Malgré les crispations, les discussions reprennent. Article par article, point par point. Version restrictive des régularisations de travailleurs sans-papiers dans les métiers en tension, limitation du regroupement familial, déchéance de nationalité pour les binationaux auteurs de crimes contre les forces de l'ordre... «On avance », indique un participant autour de 23 heures, alors que la question du versement des APL aux étrangers est renvoyée à plus tard dans la nuit pour permettre la poursuite des échanges.

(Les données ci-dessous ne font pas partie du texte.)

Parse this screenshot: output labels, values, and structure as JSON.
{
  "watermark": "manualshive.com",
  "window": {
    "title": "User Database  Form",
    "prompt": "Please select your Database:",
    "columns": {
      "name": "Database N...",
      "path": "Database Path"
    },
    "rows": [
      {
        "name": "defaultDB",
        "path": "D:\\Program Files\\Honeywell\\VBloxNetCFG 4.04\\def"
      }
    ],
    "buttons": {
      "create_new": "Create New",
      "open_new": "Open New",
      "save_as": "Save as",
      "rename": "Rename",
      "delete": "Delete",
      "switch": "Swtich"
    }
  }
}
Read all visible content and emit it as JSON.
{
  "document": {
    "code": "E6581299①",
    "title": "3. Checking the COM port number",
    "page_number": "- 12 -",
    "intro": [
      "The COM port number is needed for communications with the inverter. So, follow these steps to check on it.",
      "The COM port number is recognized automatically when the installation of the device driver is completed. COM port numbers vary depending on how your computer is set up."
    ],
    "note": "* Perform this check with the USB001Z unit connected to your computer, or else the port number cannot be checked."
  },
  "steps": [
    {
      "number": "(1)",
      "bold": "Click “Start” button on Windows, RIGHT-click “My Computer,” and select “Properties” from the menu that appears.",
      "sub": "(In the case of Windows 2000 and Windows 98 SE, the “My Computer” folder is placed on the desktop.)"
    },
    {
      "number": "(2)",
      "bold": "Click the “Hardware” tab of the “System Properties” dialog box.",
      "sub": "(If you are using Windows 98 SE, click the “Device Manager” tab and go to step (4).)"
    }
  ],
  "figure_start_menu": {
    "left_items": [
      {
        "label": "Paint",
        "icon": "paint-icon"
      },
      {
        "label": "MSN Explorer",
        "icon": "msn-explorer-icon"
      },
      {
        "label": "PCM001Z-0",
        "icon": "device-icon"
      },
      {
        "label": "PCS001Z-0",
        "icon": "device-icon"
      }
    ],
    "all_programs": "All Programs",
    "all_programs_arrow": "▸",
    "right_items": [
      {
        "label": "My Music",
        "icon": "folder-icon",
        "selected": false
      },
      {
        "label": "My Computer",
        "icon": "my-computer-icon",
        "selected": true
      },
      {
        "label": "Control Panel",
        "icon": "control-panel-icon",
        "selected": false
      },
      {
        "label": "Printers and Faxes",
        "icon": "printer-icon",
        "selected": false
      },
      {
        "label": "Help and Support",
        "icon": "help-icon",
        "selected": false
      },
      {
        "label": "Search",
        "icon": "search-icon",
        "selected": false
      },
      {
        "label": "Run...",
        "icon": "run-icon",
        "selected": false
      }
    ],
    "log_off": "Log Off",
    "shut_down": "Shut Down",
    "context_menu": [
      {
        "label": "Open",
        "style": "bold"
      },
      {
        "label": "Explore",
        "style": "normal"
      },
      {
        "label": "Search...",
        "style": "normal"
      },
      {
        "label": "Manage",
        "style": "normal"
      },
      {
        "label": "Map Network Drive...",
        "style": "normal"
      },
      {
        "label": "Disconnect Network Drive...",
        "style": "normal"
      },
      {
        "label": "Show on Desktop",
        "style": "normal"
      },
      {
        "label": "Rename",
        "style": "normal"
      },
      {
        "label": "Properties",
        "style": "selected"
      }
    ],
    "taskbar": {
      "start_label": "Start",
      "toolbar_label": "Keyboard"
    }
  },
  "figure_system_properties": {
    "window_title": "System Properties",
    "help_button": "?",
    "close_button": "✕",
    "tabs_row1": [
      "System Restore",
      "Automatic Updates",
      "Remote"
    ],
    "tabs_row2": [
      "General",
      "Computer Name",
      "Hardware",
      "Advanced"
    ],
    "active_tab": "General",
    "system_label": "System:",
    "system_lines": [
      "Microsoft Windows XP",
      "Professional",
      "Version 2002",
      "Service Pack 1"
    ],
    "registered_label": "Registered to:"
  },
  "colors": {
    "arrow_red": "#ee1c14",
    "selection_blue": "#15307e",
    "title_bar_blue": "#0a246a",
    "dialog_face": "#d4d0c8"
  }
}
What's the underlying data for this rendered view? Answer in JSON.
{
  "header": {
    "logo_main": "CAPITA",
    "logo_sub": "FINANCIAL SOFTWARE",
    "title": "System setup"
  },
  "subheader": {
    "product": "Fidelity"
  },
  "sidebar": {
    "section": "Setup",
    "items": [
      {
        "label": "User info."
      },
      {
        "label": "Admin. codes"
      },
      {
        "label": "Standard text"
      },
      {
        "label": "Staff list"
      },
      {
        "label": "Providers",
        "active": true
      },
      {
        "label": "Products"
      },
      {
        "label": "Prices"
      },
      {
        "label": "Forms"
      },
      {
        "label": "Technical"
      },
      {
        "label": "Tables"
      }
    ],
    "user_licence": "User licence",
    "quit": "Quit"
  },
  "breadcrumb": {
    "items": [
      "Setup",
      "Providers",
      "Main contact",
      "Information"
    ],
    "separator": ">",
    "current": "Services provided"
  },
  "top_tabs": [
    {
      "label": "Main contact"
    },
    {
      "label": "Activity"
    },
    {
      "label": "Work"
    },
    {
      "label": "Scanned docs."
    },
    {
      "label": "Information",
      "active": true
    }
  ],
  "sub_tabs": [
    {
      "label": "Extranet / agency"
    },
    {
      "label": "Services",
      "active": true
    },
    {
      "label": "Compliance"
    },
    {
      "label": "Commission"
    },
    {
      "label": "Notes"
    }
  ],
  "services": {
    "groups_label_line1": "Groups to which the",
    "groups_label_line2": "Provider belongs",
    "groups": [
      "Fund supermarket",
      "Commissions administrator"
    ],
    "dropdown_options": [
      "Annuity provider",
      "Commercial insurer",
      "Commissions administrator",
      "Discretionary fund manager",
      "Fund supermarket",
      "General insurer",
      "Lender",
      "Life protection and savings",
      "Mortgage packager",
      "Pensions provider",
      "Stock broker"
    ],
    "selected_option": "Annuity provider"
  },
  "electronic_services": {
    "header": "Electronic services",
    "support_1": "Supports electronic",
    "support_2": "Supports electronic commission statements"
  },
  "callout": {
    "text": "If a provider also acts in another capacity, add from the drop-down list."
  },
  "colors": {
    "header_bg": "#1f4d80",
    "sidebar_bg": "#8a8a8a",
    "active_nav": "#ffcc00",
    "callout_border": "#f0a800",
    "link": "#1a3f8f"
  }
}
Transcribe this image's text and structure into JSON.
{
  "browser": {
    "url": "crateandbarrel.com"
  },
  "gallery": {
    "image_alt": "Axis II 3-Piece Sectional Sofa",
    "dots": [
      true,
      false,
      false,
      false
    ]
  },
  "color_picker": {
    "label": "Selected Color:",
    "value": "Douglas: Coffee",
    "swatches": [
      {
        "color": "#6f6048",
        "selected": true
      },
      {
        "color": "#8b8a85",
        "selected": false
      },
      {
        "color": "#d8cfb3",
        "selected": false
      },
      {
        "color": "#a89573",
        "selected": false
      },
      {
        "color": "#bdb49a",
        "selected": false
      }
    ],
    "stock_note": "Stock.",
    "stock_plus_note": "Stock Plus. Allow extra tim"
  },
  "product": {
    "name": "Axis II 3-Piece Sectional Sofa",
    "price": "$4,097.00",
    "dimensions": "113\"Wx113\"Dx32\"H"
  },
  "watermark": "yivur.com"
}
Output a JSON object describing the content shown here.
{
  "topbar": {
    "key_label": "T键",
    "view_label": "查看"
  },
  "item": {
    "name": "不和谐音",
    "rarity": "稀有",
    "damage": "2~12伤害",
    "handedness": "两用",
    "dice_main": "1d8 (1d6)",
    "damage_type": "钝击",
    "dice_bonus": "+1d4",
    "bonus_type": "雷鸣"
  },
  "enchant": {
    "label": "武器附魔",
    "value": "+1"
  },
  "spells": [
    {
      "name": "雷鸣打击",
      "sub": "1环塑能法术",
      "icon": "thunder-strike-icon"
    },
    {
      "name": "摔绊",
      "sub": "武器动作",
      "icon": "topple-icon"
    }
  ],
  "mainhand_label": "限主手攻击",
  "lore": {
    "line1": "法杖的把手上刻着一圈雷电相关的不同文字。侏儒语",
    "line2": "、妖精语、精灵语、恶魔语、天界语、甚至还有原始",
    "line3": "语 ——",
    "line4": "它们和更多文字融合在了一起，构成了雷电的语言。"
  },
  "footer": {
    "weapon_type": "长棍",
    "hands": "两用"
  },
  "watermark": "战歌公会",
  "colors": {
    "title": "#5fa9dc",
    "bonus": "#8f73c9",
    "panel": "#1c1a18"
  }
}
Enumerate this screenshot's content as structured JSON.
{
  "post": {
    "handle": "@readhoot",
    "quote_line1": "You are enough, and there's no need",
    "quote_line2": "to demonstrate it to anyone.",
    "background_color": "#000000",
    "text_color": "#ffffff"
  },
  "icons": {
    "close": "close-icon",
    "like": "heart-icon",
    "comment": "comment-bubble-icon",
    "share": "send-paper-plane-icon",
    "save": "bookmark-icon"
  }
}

Mal à l'aise avec la tournure de la soirée, l'aile gauche macroniste redoute un projet de loi trop dur. Ministres et dirigeants de la majorité craignent que le camp présidentiel se fracture. Rétif a toute dissolution ou 49.3 sur le texte, le chef de l'État se tient pour sa part à distance des tractations. Au lieu de cela, le président de la République a préféré recevoir à l'Élysée les Bleues championnes du monde de handball. Une soirée plus courte que celle des parlementaires. Qui, même en son absence, ont reproduit les réunions marathon qu'il chérit tant.